Jef Cornelis (Belgium, 1941) studied at the Dutch Film Academy in Amsterdam, where he graduated in 1961. He subsequently returned to Belgium, where he worked for the Belgian Radio and Television Broadcasting Company (BRT). In 1963, while serving as an assistant to Mark Liebrecht, he was offered the opportunity to produce a TV adaptation of the opera Parking. He subsequently directed a television documentary on the Alden Biesen Castle, followed by two more documentaries on historic buildings, including his Abdij van Park Heverlee (1964). In the following years, he formed a production team with the architecture critic Geert Bekaert, with whom he made a number of films about architecture and urban development, including De Straat (1972) and Rijksweg N1 (1978).

After Georges Adé joined the production duo, they co-directed several short films about art for television in the late 1960s and early 1970s, including Sonsbeek buiten de Perken (1971) and Documenta V (1972). In the late 1970s and early 1980s, Cornelis made a number of films about Flemish and Dutch writers, including Daniël Robbrechts (1981) and Jacq Vogelaar (1981).

From 1982 onwards he made various items for the current affairs program Kunstzaken. Ijsbreker, perhaps Cornelis’ largest project, was a monthly live art program begun in early 1983 and running for a total of two years. In following years, he made a number of films about the visual arts (including Paris Biennale (1985) and Münster Sculpture Projects (1987), before returning to live television in 1988 with Container, cancelled one year later after a barrage of criticism. His later work was mostly co-written with philosopher Bart Verschaffel and sociologist Rudi Laermans (Voyage à Paris (1993) and Brussel, scherven van geluk (1995).

In 1998, Jef Cornelis was forced to leave the BRT in early retirement, bringing an end to a hugely productive career covering four decades and spanning more than a hundred films.

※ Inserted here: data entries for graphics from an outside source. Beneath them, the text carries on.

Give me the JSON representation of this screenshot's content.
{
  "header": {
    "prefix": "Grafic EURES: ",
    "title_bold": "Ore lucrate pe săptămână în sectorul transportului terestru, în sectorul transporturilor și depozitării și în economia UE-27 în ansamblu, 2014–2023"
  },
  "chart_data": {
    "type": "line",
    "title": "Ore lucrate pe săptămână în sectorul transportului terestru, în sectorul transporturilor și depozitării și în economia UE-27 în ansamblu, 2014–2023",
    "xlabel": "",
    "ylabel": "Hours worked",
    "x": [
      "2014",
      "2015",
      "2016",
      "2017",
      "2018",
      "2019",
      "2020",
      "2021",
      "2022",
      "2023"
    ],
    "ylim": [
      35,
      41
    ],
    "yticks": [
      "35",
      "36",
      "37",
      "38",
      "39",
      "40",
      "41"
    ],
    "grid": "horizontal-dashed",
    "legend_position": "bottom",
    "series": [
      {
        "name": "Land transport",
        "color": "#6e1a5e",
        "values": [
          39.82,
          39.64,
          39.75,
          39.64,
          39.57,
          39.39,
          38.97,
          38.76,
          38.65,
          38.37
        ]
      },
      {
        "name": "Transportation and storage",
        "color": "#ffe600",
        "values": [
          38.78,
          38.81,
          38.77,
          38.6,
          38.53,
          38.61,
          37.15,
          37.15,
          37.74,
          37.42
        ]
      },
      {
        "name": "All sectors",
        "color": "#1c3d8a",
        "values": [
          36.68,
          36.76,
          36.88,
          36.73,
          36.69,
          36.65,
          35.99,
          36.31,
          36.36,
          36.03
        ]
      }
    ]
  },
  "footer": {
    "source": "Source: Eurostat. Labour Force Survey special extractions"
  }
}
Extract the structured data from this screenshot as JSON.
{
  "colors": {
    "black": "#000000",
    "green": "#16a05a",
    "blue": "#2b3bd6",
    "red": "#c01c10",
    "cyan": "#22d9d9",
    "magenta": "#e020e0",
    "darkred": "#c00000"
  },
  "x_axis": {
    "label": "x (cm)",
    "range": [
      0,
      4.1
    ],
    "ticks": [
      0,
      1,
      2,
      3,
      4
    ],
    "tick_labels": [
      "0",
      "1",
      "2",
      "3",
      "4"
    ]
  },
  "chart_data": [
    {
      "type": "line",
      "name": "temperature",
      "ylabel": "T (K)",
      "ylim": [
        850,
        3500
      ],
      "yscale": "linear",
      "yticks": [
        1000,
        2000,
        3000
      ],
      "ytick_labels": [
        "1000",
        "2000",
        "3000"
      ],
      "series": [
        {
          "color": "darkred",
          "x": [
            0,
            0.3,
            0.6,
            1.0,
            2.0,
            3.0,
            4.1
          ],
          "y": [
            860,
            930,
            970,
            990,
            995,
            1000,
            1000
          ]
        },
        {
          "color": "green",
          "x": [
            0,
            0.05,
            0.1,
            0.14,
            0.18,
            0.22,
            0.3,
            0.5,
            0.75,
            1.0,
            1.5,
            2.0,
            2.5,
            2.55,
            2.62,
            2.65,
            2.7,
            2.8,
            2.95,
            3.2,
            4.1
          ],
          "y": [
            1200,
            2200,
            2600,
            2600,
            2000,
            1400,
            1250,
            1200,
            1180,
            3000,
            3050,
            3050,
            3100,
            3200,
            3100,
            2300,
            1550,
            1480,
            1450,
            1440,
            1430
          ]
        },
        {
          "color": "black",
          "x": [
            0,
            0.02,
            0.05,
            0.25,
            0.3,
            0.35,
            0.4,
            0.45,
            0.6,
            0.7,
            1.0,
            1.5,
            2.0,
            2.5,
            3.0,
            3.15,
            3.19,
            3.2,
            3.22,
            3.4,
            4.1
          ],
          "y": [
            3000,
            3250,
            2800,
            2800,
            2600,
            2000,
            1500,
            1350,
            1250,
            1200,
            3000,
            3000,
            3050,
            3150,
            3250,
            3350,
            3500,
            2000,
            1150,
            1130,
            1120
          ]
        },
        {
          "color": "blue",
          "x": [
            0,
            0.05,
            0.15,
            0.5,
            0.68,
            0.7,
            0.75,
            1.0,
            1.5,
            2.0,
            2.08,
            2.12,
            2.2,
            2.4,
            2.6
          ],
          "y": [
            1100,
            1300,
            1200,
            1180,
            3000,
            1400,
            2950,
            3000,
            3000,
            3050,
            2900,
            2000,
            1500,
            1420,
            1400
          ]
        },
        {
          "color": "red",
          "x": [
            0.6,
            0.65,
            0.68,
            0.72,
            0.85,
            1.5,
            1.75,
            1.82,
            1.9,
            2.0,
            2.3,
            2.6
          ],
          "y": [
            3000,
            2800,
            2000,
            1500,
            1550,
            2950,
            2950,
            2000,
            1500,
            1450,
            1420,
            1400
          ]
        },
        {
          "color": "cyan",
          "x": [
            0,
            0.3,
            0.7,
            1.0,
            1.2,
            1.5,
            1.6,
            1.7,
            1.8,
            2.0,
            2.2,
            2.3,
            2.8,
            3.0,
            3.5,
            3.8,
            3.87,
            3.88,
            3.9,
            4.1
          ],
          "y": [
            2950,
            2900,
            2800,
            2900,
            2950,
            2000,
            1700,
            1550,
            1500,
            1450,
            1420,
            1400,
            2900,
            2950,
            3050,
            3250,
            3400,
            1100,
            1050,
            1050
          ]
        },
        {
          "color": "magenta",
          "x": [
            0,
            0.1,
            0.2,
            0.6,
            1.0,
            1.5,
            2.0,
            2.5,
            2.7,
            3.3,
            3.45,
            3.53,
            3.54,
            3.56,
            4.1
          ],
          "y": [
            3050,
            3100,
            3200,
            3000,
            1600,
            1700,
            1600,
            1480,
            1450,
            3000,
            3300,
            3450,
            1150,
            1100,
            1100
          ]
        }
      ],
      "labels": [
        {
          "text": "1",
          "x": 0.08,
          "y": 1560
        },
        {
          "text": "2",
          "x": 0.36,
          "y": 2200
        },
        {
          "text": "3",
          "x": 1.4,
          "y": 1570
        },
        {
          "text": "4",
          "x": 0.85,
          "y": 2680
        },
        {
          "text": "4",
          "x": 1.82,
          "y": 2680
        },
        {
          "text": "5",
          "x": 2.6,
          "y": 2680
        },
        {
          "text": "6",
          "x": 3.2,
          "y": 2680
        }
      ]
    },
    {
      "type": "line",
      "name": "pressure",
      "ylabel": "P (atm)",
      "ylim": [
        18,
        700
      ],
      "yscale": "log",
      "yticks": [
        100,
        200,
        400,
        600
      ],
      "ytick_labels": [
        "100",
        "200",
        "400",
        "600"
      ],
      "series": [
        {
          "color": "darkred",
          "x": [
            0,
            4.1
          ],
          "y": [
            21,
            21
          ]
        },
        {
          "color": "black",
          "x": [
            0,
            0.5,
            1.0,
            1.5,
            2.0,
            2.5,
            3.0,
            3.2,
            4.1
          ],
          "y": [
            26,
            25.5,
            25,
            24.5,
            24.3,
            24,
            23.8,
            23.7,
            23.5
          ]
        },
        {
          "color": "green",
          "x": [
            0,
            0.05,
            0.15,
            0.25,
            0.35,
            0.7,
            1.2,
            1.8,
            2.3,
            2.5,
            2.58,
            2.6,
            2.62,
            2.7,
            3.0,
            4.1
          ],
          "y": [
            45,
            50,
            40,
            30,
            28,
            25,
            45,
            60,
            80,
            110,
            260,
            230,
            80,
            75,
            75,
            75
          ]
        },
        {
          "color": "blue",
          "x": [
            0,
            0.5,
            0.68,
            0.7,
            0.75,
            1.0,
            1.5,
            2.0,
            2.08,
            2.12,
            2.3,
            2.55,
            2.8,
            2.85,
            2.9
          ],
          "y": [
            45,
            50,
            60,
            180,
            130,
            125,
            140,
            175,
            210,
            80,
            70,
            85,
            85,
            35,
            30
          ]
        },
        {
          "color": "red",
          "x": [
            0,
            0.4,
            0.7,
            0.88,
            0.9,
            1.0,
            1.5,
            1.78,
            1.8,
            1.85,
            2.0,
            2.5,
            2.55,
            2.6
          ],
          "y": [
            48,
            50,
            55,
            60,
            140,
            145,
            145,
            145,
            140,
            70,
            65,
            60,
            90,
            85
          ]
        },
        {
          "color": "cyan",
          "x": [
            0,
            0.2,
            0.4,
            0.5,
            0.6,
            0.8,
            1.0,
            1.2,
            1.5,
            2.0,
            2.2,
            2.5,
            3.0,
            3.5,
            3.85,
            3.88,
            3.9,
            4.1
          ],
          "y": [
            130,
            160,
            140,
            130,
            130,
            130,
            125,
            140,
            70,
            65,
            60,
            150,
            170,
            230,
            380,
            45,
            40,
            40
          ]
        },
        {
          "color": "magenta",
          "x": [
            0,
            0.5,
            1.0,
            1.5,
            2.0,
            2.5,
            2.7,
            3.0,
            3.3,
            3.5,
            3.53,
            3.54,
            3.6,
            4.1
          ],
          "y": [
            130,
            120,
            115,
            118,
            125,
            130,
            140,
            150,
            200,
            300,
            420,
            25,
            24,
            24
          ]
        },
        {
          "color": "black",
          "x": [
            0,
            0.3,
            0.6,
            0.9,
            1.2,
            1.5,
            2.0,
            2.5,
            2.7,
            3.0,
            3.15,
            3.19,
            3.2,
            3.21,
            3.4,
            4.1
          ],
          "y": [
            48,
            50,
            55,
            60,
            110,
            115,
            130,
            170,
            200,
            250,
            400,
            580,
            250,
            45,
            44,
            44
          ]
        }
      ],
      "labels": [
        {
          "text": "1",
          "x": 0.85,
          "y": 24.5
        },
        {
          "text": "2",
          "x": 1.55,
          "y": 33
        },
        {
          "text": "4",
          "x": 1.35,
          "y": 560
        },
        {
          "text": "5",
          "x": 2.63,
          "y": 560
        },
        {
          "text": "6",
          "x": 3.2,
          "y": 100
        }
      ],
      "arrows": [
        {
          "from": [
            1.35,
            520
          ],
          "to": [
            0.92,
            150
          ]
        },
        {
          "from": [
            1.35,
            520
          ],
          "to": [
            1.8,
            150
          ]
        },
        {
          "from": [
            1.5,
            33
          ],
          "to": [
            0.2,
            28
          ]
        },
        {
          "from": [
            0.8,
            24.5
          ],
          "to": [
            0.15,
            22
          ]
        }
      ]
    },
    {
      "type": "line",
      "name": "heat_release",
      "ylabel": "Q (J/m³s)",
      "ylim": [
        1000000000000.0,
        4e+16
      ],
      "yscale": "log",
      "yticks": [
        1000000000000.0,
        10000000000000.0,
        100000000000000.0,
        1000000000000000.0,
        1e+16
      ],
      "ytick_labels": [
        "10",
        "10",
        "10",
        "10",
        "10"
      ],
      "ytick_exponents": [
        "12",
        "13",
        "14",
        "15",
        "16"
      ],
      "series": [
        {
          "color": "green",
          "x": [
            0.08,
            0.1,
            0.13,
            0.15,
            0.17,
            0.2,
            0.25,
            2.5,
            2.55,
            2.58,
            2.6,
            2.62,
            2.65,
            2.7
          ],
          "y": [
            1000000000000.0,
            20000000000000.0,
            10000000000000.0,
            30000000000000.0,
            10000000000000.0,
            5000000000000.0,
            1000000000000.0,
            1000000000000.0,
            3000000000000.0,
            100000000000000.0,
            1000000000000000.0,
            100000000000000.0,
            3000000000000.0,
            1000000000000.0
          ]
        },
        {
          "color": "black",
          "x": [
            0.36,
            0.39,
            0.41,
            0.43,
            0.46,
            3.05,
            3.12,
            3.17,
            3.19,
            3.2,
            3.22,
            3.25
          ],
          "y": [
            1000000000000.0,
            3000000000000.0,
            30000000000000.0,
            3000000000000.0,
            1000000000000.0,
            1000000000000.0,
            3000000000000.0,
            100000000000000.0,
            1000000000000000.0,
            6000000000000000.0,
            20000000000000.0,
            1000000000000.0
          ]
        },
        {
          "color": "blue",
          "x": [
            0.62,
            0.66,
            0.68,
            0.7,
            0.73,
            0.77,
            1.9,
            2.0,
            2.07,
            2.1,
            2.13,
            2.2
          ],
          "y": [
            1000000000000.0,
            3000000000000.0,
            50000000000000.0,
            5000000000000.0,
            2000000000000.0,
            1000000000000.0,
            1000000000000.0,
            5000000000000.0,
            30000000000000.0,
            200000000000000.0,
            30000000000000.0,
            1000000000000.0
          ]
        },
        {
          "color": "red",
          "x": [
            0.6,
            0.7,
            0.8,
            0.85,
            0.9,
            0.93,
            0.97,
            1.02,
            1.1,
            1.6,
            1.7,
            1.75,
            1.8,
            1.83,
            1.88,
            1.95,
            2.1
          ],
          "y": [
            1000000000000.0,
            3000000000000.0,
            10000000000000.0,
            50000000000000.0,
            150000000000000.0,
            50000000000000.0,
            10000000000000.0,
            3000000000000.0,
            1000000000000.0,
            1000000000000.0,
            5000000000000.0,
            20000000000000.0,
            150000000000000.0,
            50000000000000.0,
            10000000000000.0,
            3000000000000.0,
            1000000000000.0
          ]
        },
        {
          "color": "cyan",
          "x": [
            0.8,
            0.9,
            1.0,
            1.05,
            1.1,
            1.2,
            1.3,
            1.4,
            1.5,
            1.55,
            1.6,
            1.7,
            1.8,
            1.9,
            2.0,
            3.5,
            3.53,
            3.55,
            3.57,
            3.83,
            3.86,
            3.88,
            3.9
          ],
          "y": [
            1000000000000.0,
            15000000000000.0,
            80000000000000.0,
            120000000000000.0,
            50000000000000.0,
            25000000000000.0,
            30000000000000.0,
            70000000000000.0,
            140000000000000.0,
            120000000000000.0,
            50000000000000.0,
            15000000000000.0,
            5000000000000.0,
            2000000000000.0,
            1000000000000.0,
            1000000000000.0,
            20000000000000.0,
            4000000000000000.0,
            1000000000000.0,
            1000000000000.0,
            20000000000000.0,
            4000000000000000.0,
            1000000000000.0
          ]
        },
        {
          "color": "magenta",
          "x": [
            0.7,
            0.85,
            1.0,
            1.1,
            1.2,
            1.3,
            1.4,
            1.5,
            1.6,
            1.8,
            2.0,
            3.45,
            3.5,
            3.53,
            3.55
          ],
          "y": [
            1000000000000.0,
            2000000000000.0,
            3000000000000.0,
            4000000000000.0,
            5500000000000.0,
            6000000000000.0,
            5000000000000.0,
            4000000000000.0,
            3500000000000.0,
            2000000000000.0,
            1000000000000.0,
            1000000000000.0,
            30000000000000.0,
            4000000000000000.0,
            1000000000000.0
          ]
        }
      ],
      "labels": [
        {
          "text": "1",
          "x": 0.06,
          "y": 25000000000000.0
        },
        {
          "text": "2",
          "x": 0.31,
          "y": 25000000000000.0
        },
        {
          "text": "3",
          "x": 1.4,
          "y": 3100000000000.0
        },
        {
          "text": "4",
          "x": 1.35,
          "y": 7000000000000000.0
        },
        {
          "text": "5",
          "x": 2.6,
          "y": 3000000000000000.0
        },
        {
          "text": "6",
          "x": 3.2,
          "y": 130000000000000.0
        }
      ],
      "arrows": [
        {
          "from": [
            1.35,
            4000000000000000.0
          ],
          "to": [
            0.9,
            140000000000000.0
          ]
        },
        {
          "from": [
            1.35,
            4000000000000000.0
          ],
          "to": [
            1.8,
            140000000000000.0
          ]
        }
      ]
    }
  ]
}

Using letters from famous visitors to Paris - Charles Baudelaire, Walter Benjamin, Rainer Maria Rilke - the magical image of the city of lights is linked to that of a banal consumerism. A visual essay about the experience of observing and being observed in a Paris with many faces.

The national highway N1 connects Antwerp and Brussels, but at the same time separates the worlds on either side of the highway. The impact of the first national highway in Belgium is portrayed in grandiose scenery.

An ode to the street which once was, as an open place where people lived and played. But an equally vivid case against the street which has degenerated into a mere locus for traffic.

A portrait of the Norbertijnenabdij in Heverlee, made for television. The camera slides along walls and balustrades, treads carefully on stairs and portrays the daily life of the monks.